Update: I finally hooked it up with a cheap 3.5 mm to RWY RCA cable to my Yamaha receiver and had the same buzzing sound but did have the audio track. Oddly enough the buzzing only comes when the left (white RCA) is hooked up. The right channel sounds fine. I guess I have to order the cable from Tivo. I'll let you guys know how it works out. Once I get this mini running in my den I can return a cable box from Optimum and knock at least 13 bucks off my cable bill a month.


----------



## Reeber (Sep 24, 2014)

I got the cables from Tivo. They were 15 bucks with an added 10 bucks for shipping. I find that ridiculous considering I only needed the audio cable and will probably never use the video cable but oh well. It works like a charm. So glad to get rid of my big clunky Optimum DVR. The mini is literally 1/4 the size of that box. The remote is so much better as well and can control the audio on my Yamaha receiver which the Optimum remote couldn't. I am returning the dvr to Optimum today and it will save me 10 bucks a month off my 205.00 cable bill. I am glad to know I can now add a mini to any other room in the house with no additional monthly fee.


----------



## m.s (Mar 8, 2007)

Artie Fufkin said:


> I have to ask, what the heck is a "Tivo Cable"?


Accessories


----------



## m.s (Mar 8, 2007)

Artie Fufkin said:


> So OP overpaid to get an HDMI cable you can find for close to $10 locally at most big box stores? Ditto for the the other cable they show offering. ??

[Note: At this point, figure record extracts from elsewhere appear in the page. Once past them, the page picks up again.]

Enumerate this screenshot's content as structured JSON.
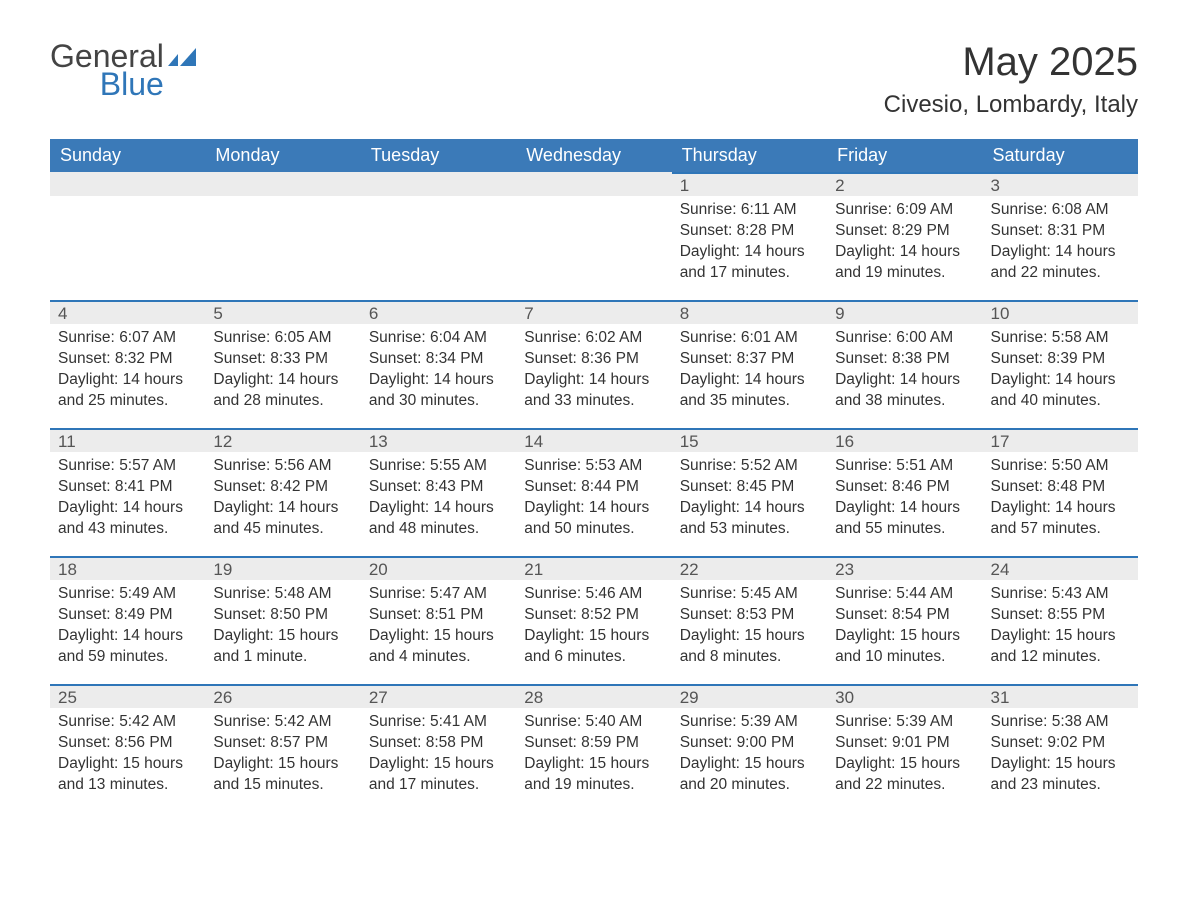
{
  "brand": {
    "word1": "General",
    "word2": "Blue",
    "logo_color": "#2f76b8",
    "text_color": "#444444"
  },
  "title": "May 2025",
  "location": "Civesio, Lombardy, Italy",
  "theme": {
    "header_bg": "#3b7ab8",
    "header_text": "#ffffff",
    "daynum_bg": "#ececec",
    "daynum_border": "#2f76b8",
    "body_text": "#333333",
    "page_bg": "#ffffff",
    "font_size_title": 40,
    "font_size_location": 24,
    "font_size_header": 18,
    "font_size_cell": 15.5
  },
  "weekdays": [
    "Sunday",
    "Monday",
    "Tuesday",
    "Wednesday",
    "Thursday",
    "Friday",
    "Saturday"
  ],
  "first_weekday_index": 4,
  "days": [
    {
      "n": 1,
      "sunrise": "6:11 AM",
      "sunset": "8:28 PM",
      "daylight": "14 hours and 17 minutes."
    },
    {
      "n": 2,
      "sunrise": "6:09 AM",
      "sunset": "8:29 PM",
      "daylight": "14 hours and 19 minutes."
    },
    {
      "n": 3,
      "sunrise": "6:08 AM",
      "sunset": "8:31 PM",
      "daylight": "14 hours and 22 minutes."
    },
    {
      "n": 4,
      "sunrise": "6:07 AM",
      "sunset": "8:32 PM",
      "daylight": "14 hours and 25 minutes."
    },
    {
      "n": 5,
      "sunrise": "6:05 AM",
      "sunset": "8:33 PM",
      "daylight": "14 hours and 28 minutes."
    },
    {
      "n": 6,
      "sunrise": "6:04 AM",
      "sunset": "8:34 PM",
      "daylight": "14 hours and 30 minutes."
    },
    {
      "n": 7,
      "sunrise": "6:02 AM",
      "sunset": "8:36 PM",
      "daylight": "14 hours and 33 minutes."
    },
    {
      "n": 8,
      "sunrise": "6:01 AM",
      "sunset": "8:37 PM",
      "daylight": "14 hours and 35 minutes."
    },
    {
      "n": 9,
      "sunrise": "6:00 AM",
      "sunset": "8:38 PM",
      "daylight": "14 hours and 38 minutes."
    },
    {
      "n": 10,
      "sunrise": "5:58 AM",
      "sunset": "8:39 PM",
      "daylight": "14 hours and 40 minutes."
    },
    {
      "n": 11,
      "sunrise": "5:57 AM",
      "sunset": "8:41 PM",
      "daylight": "14 hours and 43 minutes."
    },
    {
      "n": 12,
      "sunrise": "5:56 AM",
      "sunset": "8:42 PM",
      "daylight": "14 hours and 45 minutes."
    },
    {
      "n": 13,
      "sunrise": "5:55 AM",
      "sunset": "8:43 PM",
      "daylight": "14 hours and 48 minutes."
    },
    {
      "n": 14,
      "sunrise": "5:53 AM",
      "sunset": "8:44 PM",
      "daylight": "14 hours and 50 minutes."
    },
    {
      "n": 15,
      "sunrise": "5:52 AM",
      "sunset": "8:45 PM",
      "daylight": "14 hours and 53 minutes."
    },
    {
      "n": 16,
      "sunrise": "5:51 AM",
      "sunset": "8:46 PM",
      "daylight": "14 hours and 55 minutes."
    },
    {
      "n": 17,
      "sunrise": "5:50 AM",
      "sunset": "8:48 PM",
      "daylight": "14 hours and 57 minutes."
    },
    {
      "n": 18,
      "sunrise": "5:49 AM",
      "sunset": "8:49 PM",
      "daylight": "14 hours and 59 minutes."
    },
    {
      "n": 19,
      "sunrise": "5:48 AM",
      "sunset": "8:50 PM",
      "daylight": "15 hours and 1 minute."
    },
    {
      "n": 20,
      "sunrise": "5:47 AM",
      "sunset": "8:51 PM",
      "daylight": "15 hours and 4 minutes."
    },
    {
      "n": 21,
      "sunrise": "5:46 AM",
      "sunset": "8:52 PM",
      "daylight": "15 hours and 6 minutes."
    },
    {
      "n": 22,
      "sunrise": "5:45 AM",
      "sunset": "8:53 PM",
      "daylight": "15 hours and 8 minutes."
    },
    {
      "n": 23,
      "sunrise": "5:44 AM",
      "sunset": "8:54 PM",
      "daylight": "15 hours and 10 minutes."
    },
    {
      "n": 24,
      "sunrise": "5:43 AM",
      "sunset": "8:55 PM",
      "daylight": "15 hours and 12 minutes."
    },
    {
      "n": 25,
      "sunrise": "5:42 AM",
      "sunset": "8:56 PM",
      "daylight": "15 hours and 13 minutes."
    },
    {
      "n": 26,
      "sunrise": "5:42 AM",
      "sunset": "8:57 PM",
      "daylight": "15 hours and 15 minutes."
    },
    {
      "n": 27,
      "sunrise": "5:41 AM",
      "sunset": "8:58 PM",
      "daylight": "15 hours and 17 minutes."
    },
    {
      "n": 28,
      "sunrise": "5:40 AM",
      "sunset": "8:59 PM",
      "daylight": "15 hours and 19 minutes."
    },
    {
      "n": 29,
      "sunrise": "5:39 AM",
      "sunset": "9:00 PM",
      "daylight": "15 hours and 20 minutes."
    },
    {
      "n": 30,
      "sunrise": "5:39 AM",
      "sunset": "9:01 PM",
      "daylight": "15 hours and 22 minutes."
    },
    {
      "n": 31,
      "sunrise": "5:38 AM",
      "sunset": "9:02 PM",
      "daylight": "15 hours and 23 minutes."
    }
  ],
  "labels": {
    "sunrise": "Sunrise:",
    "sunset": "Sunset:",
    "daylight": "Daylight:"
  }
}
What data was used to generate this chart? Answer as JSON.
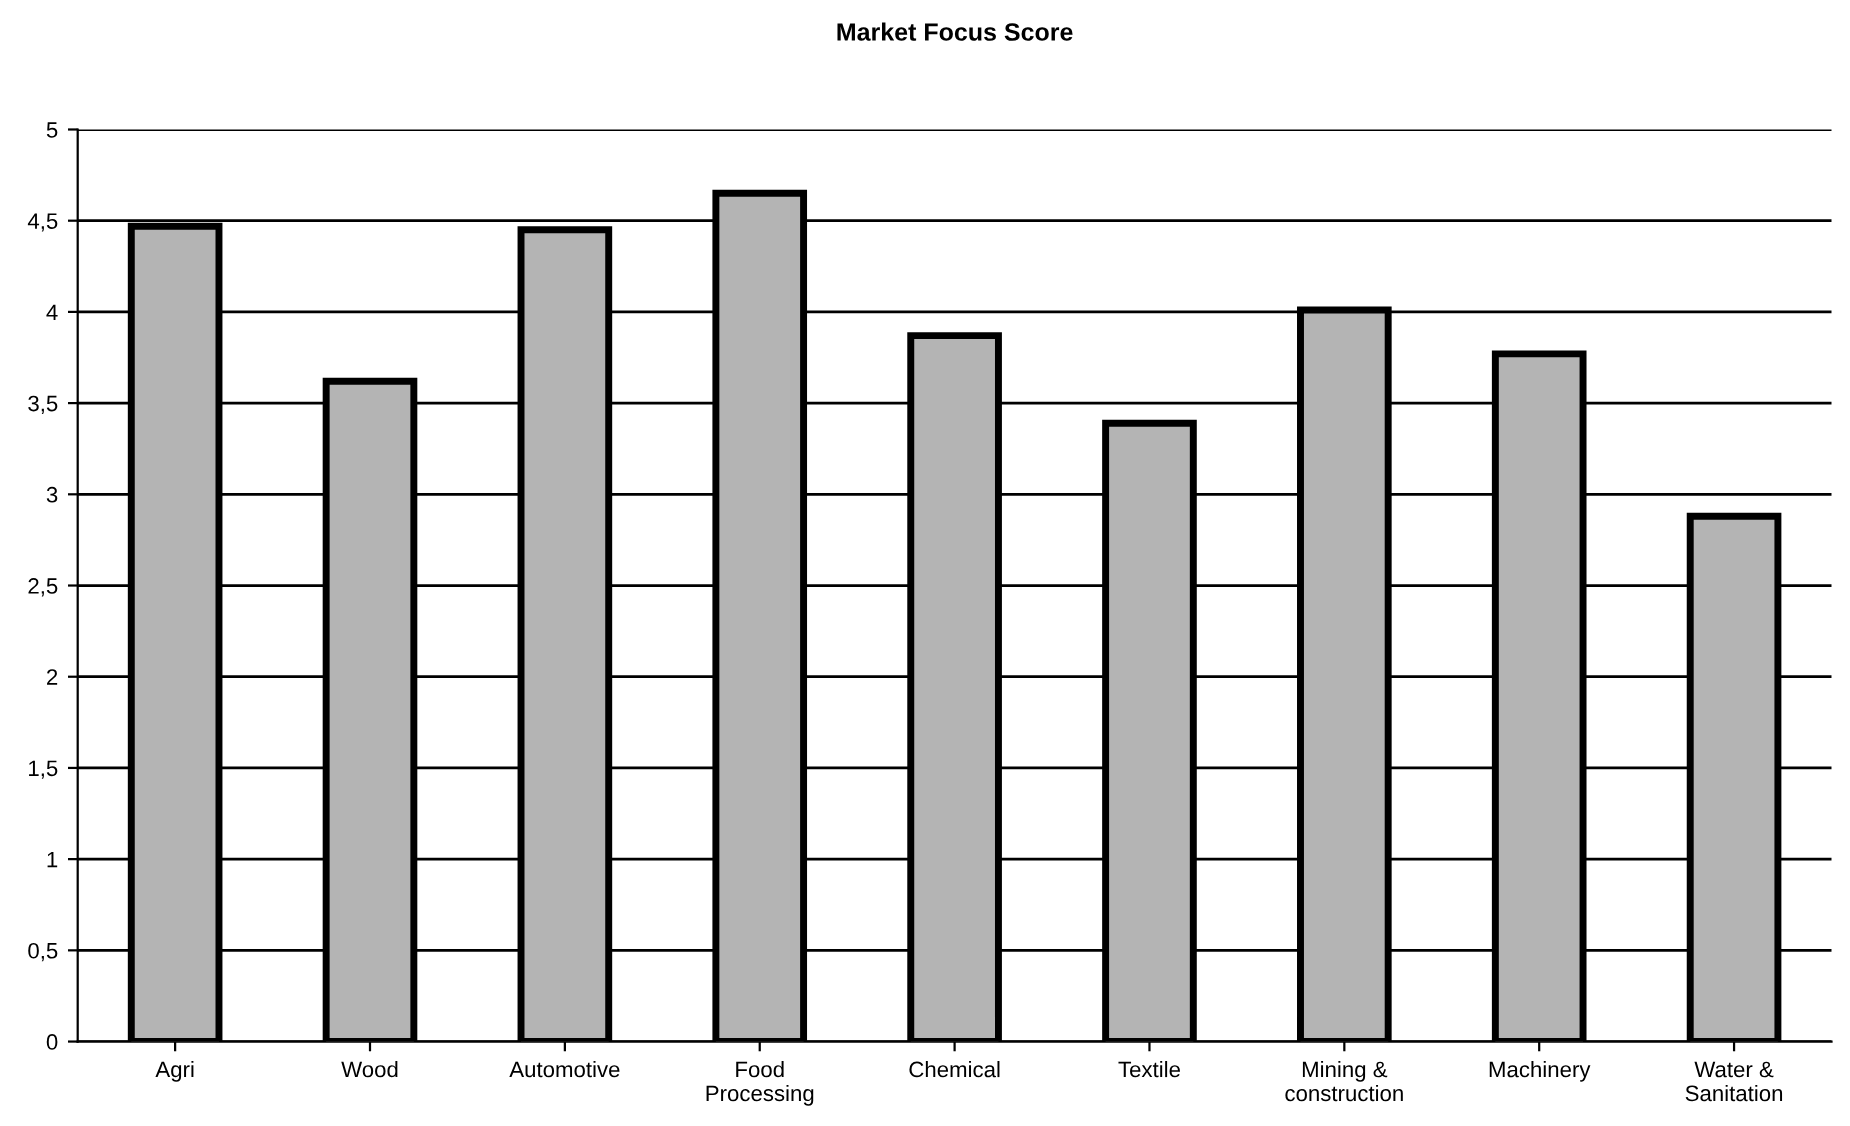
{
  "chart_data": {
    "type": "bar",
    "title": "Market Focus Score",
    "categories": [
      "Agri",
      "Wood",
      "Automotive",
      "Food\nProcessing",
      "Chemical",
      "Textile",
      "Mining &\nconstruction",
      "Machinery",
      "Water &\nSanitation"
    ],
    "values": [
      4.47,
      3.62,
      4.45,
      4.65,
      3.87,
      3.39,
      4.01,
      3.77,
      2.88
    ],
    "color": "#b4b4b4",
    "ylim": [
      0,
      5
    ],
    "yticks": [
      0,
      {
        "value": 0.5,
        "label": "0,5"
      },
      1,
      {
        "value": 1.5,
        "label": "1,5"
      },
      2,
      {
        "value": 2.5,
        "label": "2,5"
      },
      3,
      {
        "value": 3.5,
        "label": "3,5"
      },
      4,
      {
        "value": 4.5,
        "label": "4,5"
      },
      5
    ],
    "grid": "y"
  }
}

Whoosh. Read the thread, he's not talking about an HDMI cable. Let us know where you can get these for $10 locally. There are similar ones for around $5 each on eBay and Amazon which would probably work, although the plug colors might be wrong.


----------



## Reeber (Sep 24, 2014)

Tivo calls it a "Breakout Cable Kit" It is an overpriced 3.5 mm jack to r/w/y analog stereo RCA cable and a separate 3.5 mm jack to r/g/b Video cable which winds up running 25 bucks including shipping. I only needed the audio cable because I tried a cheap cable and it didn't work.


----------